When we generate the test sets, the dataset for each year is supposed to contain older people than in the previous year. We take care of this by using a recursive loop (Figure 1) where we generate each new dataset based on the previous year’s dataset and replace the youngest 10% from the previous year’s sample with a random sample from the total population to introduce the drift. We do this inside the “Resample 10% from oldest 90%” metanode at the beginning of each iteration. Otherwise, the data generation steps are the same as for the training sets.
Furthermore, since the test sets should follow the training sets in the data pipeline, the “Days of the year” component generates timestamps that start from the year 2025 and end in 2029.
Figure 6 shows the generated training data (on the left) and the generated test data with a drift (on the right):
The distribution of the generated test data has a peak at about 44 years, whereas the generated training data has a peak at about 35 years. Furthermore, the left tail in the distribution of the training data is longer, because the training data contains a wider range of young age values than the test data. It’s the opposite for the right tail, where the training data shows age values only up to about 77 years, whereas the age values in the test data range up to 88 years.
With the five test sets we now have all the synthetic data we need to build a model monitoring application.
Looking Towards Model Monitoring
In this article, we’ve shown how to generate synthetic data with desired statistical properties and interrelationships to represent gradually drifting data in a production environment.
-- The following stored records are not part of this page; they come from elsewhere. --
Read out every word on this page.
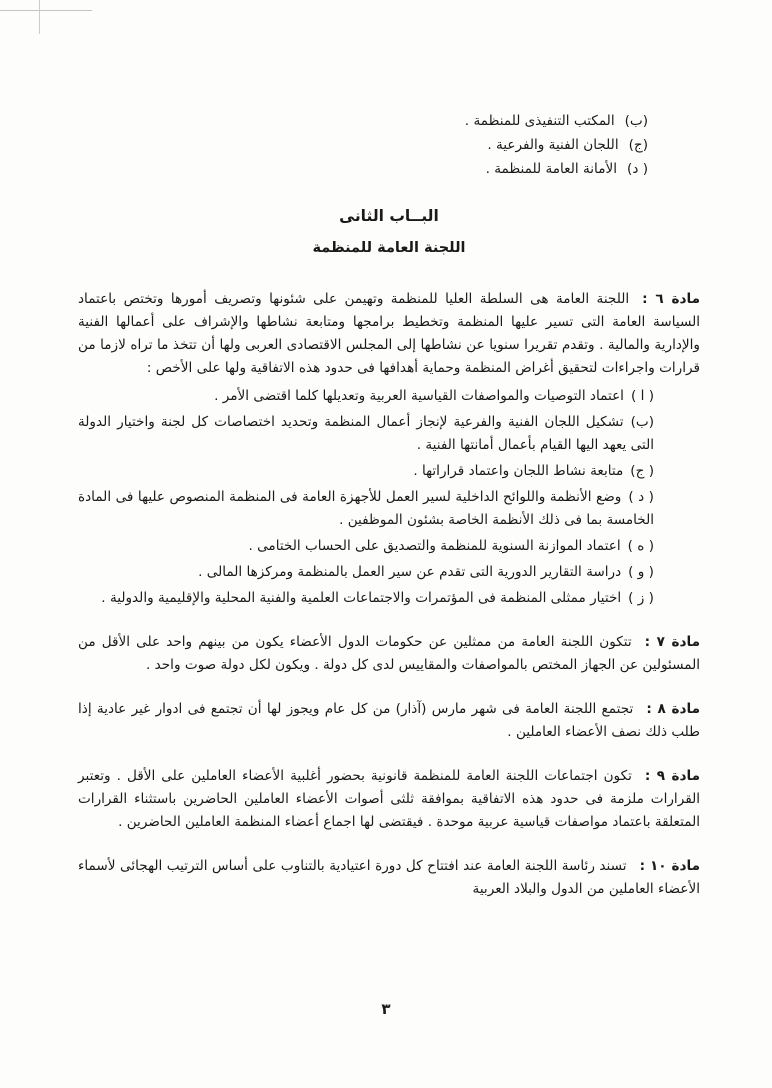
(ب)المكتب التنفيذى للمنظمة .
(ج)اللجان الفنية والفرعية .
( د)الأمانة العامة للمنظمة .
البــاب الثانى
اللجنة العامة للمنظمة

مادة ٦ :اللجنة العامة هى السلطة العليا للمنظمة وتهيمن على شئونها وتصريف أمورها وتختص باعتماد السياسة العامة التى تسير عليها المنظمة وتخطيط برامجها ومتابعة نشاطها والإشراف على أعمالها الفنية والإدارية والمالية . وتقدم تقريرا سنويا عن نشاطها إلى المجلس الاقتصادى العربى ولها أن تتخذ ما تراه لازما من قرارات واجراءات لتحقيق أغراض المنظمة وحماية أهدافها فى حدود هذه الاتفاقية ولها على الأخص :

( ا )اعتماد التوصيات والمواصفات القياسية العربية وتعديلها كلما اقتضى الأمر .

(ب)تشكيل اللجان الفنية والفرعية لإنجاز أعمال المنظمة وتحديد اختصاصات كل لجنة واختيار الدولة التى يعهد اليها القيام بأعمال أمانتها الفنية .

( ج)متابعة نشاط اللجان واعتماد قراراتها .

( د )وضع الأنظمة واللوائح الداخلية لسير العمل للأجهزة العامة فى المنظمة المنصوص عليها فى المادة الخامسة بما فى ذلك الأنظمة الخاصة بشئون الموظفين .

( ه )اعتماد الموازنة السنوية للمنظمة والتصديق على الحساب الختامى .

( و )دراسة التقارير الدورية التى تقدم عن سير العمل بالمنظمة ومركزها المالى .

( ز )اختيار ممثلى المنظمة فى المؤتمرات والاجتماعات العلمية والفنية المحلية والإقليمية والدولية .

مادة ٧ :تتكون اللجنة العامة من ممثلين عن حكومات الدول الأعضاء يكون من بينهم واحد على الأقل من المسئولين عن الجهاز المختص بالمواصفات والمقاييس لدى كل دولة . ويكون لكل دولة صوت واحد .

مادة ٨ :تجتمع اللجنة العامة فى شهر مارس (آذار) من كل عام ويجوز لها أن تجتمع فى ادوار غير عادية إذا طلب ذلك نصف الأعضاء العاملين .

مادة ٩ :تكون اجتماعات اللجنة العامة للمنظمة قانونية بحضور أغلبية الأعضاء العاملين على الأقل . وتعتبر القرارات ملزمة فى حدود هذه الاتفاقية بموافقة ثلثى أصوات الأعضاء العاملين الحاضرين باستثناء القرارات المتعلقة باعتماد مواصفات قياسية عربية موحدة . فيقتضى لها اجماع أعضاء المنظمة العاملين الحاضرين .

مادة ١٠ :تسند رئاسة اللجنة العامة عند افتتاح كل دورة اعتيادية بالتناوب على أساس الترتيب الهجائى لأسماء الأعضاء العاملين من الدول والبلاد العربية

٣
We will use this synthetic data to test our model monitoring application.
We can approach model monitoring from two perspectives: From a data-based point of view – before prediction, which we have described here, or from a model-performance point of view – after prediction.
While the model-performance approach collects deployment data, monitors the model’s latest performance, and retrains the model if performance drops too low, the data-based approach compares statistics. When the statistics between the deployment and training data vary too much, this is a sign of data drift in the deployment data. This sign of data drift can be used in a model monitoring application to trigger model retraining.
In our second blog post, we’ll show you how to train and evaluate a model monitoring system using the synthetic data that we have generated here.